大穴は開けさせない。ボクシングのWBC世界フライ級王者・寺地拳四朗(33=BMB)が3日、都内でWBA同級王者・ユーリ阿久井政悟(29=倉敷守安)との2団体王座統一戦(13日、両国国技館)へ向けた公開練習を行った。余暇にはボートレースの舟券を買うという拳四朗は、海外ブックメーカーのオッズで優位に立っており、人気通りに勝利することに自信を示した。

 1階級上げて2戦目で減量が緩和され、「自信満々で練習しています」と調整に手ごたえを感じている拳四朗。スパーリングは元WBC世界フライ級王者の比嘉大吾(志成)らを相手にしており、合計で約160回を消化する予定だ。
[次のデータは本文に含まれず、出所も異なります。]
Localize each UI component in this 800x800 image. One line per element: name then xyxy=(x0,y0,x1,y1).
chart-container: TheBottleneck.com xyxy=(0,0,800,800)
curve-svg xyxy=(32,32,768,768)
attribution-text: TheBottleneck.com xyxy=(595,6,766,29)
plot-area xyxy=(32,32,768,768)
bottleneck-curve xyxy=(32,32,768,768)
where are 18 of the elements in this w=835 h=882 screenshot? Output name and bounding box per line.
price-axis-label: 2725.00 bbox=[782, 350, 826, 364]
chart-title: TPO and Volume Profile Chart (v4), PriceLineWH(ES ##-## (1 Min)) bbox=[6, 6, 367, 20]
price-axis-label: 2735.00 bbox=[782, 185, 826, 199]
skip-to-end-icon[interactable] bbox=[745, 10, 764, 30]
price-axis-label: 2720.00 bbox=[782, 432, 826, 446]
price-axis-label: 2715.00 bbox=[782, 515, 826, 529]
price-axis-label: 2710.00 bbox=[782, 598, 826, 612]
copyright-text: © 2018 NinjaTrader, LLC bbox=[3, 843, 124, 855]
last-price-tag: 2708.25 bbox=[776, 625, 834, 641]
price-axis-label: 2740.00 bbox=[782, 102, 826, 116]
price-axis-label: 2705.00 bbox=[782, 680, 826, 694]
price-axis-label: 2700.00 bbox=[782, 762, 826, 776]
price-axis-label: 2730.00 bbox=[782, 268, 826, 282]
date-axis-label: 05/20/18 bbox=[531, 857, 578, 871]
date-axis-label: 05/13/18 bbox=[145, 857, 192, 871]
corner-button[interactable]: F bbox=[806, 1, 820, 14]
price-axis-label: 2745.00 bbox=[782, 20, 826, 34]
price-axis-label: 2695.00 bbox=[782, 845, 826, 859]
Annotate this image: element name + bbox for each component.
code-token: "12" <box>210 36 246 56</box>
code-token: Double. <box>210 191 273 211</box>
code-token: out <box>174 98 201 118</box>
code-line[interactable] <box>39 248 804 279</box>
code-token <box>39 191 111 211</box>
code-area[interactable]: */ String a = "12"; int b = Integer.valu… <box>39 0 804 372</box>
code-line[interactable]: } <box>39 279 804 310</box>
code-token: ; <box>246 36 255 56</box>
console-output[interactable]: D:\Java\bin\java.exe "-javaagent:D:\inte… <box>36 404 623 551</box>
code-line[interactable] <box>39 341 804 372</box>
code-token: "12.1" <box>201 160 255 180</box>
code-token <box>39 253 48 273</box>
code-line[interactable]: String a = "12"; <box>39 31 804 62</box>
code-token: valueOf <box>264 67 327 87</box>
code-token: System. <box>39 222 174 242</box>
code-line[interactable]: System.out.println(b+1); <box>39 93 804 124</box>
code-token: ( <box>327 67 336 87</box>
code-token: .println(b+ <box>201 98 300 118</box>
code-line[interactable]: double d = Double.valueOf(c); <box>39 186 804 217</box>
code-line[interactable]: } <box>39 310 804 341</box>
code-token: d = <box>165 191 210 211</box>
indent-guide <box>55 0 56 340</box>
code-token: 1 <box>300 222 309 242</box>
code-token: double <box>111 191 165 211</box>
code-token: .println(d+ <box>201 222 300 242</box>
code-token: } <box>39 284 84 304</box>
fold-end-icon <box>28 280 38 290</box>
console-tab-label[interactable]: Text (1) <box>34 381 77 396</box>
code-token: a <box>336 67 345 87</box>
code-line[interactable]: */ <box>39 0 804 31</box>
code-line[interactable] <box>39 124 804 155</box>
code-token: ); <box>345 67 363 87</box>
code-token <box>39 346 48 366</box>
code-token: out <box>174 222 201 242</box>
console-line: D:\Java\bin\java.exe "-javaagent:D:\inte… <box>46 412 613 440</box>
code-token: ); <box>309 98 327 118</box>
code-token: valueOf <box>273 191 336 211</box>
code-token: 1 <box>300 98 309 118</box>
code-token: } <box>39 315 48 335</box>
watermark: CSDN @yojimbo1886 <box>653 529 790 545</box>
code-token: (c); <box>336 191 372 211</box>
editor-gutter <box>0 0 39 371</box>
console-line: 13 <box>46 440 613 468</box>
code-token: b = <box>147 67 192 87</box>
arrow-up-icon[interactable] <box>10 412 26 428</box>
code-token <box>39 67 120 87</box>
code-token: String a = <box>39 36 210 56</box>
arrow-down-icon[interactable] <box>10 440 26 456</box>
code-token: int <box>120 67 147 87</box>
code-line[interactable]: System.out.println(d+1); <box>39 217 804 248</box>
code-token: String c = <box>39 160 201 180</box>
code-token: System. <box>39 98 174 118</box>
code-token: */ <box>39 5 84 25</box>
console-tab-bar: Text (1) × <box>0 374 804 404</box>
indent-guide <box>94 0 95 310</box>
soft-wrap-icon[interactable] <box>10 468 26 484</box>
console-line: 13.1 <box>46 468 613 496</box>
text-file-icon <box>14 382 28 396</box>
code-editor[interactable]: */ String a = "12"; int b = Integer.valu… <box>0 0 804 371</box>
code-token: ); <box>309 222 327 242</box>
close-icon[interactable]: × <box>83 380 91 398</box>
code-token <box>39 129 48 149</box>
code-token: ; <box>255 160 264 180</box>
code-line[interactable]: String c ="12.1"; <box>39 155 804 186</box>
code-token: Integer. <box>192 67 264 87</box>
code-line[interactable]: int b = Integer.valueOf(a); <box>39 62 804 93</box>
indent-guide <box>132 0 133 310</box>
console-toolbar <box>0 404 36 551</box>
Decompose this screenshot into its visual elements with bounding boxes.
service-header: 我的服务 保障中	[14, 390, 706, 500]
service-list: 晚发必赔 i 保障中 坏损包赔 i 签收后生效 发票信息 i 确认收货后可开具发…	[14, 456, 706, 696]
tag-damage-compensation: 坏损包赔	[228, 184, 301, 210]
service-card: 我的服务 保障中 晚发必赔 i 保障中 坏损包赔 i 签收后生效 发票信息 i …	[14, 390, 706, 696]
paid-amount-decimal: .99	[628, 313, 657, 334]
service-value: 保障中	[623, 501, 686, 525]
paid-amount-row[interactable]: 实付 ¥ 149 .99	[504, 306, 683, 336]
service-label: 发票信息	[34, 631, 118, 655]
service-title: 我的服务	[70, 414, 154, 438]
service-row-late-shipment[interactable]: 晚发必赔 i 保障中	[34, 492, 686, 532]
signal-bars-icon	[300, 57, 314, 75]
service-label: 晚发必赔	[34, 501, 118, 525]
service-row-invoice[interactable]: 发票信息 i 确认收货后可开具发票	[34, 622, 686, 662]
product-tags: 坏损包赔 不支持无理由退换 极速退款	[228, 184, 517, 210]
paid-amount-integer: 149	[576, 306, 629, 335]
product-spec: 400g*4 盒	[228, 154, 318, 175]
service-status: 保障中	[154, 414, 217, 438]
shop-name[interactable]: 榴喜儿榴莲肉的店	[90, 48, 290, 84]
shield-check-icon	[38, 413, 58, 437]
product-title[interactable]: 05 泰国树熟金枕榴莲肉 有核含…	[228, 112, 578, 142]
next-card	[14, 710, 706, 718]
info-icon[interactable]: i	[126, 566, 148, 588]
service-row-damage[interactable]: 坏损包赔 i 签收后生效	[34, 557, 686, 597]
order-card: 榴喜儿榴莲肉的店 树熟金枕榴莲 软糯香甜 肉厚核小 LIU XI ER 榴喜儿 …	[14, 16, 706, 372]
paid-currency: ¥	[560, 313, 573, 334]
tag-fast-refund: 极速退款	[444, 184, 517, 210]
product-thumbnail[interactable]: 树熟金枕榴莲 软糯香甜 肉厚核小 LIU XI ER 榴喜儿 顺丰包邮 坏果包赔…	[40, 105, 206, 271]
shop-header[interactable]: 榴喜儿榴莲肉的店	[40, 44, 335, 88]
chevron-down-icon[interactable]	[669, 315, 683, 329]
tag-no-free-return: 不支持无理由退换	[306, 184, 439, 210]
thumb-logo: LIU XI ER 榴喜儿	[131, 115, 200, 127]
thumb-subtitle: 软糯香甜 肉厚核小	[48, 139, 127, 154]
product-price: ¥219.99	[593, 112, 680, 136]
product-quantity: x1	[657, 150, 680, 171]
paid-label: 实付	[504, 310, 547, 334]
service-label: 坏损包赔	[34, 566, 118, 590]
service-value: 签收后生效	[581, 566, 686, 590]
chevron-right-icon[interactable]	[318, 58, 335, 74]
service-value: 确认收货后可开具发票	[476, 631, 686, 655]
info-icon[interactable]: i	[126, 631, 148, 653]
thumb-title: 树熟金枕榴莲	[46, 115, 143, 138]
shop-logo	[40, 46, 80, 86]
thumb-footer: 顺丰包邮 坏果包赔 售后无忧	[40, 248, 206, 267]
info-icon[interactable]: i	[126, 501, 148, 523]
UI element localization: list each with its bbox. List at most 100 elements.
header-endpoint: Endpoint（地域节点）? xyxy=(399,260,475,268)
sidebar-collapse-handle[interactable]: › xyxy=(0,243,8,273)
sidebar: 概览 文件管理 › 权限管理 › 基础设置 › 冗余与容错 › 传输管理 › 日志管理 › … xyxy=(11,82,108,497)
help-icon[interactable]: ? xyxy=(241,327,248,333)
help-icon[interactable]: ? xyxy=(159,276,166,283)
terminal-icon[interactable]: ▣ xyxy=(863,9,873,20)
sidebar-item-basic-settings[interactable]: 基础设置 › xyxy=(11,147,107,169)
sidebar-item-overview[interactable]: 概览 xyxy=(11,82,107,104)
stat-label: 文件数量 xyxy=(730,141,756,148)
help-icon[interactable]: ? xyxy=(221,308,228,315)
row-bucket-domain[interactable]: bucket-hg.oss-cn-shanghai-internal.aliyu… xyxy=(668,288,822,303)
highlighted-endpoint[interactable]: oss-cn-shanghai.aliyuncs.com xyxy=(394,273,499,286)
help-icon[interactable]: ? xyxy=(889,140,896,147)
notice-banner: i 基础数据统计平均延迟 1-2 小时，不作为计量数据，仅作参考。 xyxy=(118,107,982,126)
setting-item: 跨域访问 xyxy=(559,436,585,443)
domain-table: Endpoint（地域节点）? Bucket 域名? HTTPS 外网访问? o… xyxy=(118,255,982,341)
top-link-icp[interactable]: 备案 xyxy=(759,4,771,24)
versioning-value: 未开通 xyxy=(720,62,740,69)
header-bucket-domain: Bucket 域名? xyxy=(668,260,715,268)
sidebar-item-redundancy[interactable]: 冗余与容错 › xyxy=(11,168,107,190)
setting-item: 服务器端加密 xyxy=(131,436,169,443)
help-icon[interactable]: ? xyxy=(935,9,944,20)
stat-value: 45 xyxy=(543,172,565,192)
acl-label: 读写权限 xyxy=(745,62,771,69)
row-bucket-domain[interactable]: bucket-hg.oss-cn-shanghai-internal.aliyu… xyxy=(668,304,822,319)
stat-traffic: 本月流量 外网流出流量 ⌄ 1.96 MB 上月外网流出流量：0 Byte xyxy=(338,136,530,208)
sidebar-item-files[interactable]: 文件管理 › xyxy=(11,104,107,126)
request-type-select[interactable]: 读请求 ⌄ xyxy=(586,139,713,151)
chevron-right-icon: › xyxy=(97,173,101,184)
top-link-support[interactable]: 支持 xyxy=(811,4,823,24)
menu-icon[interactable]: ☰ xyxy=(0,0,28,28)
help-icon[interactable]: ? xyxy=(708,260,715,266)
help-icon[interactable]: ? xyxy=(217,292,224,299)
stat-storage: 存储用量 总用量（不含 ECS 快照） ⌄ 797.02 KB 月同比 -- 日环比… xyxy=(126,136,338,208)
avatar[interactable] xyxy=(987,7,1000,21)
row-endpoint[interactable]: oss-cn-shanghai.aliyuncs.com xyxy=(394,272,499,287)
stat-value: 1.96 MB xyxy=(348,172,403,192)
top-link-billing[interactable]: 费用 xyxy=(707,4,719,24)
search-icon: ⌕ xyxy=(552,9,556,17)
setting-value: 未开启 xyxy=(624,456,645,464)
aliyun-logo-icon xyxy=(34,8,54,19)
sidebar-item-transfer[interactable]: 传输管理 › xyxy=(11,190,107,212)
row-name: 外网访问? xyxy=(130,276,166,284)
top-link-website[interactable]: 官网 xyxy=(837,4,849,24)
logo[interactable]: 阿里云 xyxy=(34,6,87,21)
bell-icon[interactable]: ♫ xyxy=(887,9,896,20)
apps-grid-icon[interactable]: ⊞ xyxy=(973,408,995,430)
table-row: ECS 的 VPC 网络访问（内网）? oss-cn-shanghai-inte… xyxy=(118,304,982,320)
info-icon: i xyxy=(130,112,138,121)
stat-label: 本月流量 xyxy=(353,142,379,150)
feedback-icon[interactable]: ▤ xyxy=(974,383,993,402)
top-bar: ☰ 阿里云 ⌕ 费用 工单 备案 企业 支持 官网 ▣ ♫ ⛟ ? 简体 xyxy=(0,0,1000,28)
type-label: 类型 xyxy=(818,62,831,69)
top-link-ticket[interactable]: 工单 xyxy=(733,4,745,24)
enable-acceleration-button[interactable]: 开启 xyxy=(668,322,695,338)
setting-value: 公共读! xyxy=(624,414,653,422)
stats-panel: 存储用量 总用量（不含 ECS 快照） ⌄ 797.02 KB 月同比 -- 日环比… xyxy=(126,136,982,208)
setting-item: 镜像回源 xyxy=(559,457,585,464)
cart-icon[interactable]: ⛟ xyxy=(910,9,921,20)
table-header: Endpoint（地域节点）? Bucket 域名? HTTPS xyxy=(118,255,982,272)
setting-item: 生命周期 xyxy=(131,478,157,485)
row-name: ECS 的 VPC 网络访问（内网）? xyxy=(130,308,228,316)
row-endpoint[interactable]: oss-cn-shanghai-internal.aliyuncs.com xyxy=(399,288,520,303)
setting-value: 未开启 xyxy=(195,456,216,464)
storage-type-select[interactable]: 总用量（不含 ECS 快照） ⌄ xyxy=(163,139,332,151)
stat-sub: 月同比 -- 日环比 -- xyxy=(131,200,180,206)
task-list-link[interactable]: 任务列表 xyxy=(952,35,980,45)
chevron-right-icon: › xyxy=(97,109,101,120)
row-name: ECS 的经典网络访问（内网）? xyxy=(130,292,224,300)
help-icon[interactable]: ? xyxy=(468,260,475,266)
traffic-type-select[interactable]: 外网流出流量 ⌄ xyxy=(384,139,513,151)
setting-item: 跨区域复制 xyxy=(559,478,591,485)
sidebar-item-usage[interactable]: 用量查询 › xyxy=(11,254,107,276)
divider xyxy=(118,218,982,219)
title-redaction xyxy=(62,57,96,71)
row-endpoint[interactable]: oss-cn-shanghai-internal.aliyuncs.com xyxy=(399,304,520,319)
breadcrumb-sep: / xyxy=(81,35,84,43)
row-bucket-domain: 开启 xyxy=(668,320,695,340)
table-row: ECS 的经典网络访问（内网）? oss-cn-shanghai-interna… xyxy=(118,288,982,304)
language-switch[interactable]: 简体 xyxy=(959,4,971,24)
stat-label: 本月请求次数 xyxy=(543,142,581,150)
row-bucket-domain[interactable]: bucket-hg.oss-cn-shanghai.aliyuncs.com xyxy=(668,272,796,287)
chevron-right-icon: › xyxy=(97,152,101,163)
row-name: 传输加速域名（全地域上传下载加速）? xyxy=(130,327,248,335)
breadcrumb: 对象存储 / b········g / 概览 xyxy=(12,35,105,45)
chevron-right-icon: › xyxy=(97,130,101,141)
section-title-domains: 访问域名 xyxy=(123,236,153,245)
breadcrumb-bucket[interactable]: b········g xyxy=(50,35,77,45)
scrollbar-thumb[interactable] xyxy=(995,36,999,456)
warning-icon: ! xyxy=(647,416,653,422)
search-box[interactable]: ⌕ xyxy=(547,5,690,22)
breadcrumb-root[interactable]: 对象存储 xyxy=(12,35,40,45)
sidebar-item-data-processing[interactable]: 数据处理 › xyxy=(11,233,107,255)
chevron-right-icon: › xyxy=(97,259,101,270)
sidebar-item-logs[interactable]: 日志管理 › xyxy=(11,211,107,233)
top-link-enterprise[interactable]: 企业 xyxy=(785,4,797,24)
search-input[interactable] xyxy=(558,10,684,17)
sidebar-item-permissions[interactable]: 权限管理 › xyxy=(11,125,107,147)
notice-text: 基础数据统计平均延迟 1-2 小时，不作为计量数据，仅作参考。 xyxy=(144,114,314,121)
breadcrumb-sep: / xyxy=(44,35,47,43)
 前に出て圧力をかけ、右ストレートなどを突き刺していく強打者の阿久井を「ずっとプレッシャーをかけられるのは相手のペースになるので、それだけは避けたい」と警戒。自身は距離を支配する戦いに定評があるものの、近年は激闘が目立つことに、「激闘はしたくないですよね。なるべく打たれないようにはしたい」と苦笑しつつ、「12ラウンドを戦うのも想定には入れている。圧倒するのはもちろんですけど、いい勝ち方できれば盛り上がるし、圧倒的に僕が一番強いなと思わせたい」と意気込んだ。

 元々はボートレーサーを目指していた拳四朗は「減量中は暇なので」と、舟券を買って時間つぶしをしているという。だが、収支は「基本負けますよね。難しいですよ。6艇しかないのに」と頭をかく。一般的にボートレースは1枠が有利と言われているが、「考えに考えたら1からになるんですけど、欲が出るから1から買わなかったりする。そこで外す。人間の欲には勝てないですね。オッズが安いと買いたくなくなる」と高配当狙いがうまくいっていないようだ。

 オッズといえば、自身の試合は、大手海外ブックメーカーでは自身の勝利が1・25倍に対し、阿久井の勝利が3・75倍と大差をつけている。もし自身が賭けるならどちらにするかを尋ねると、「これは見(けん=賭けない)ですね。1・25倍なら賭けないですよ」と笑い飛ばした。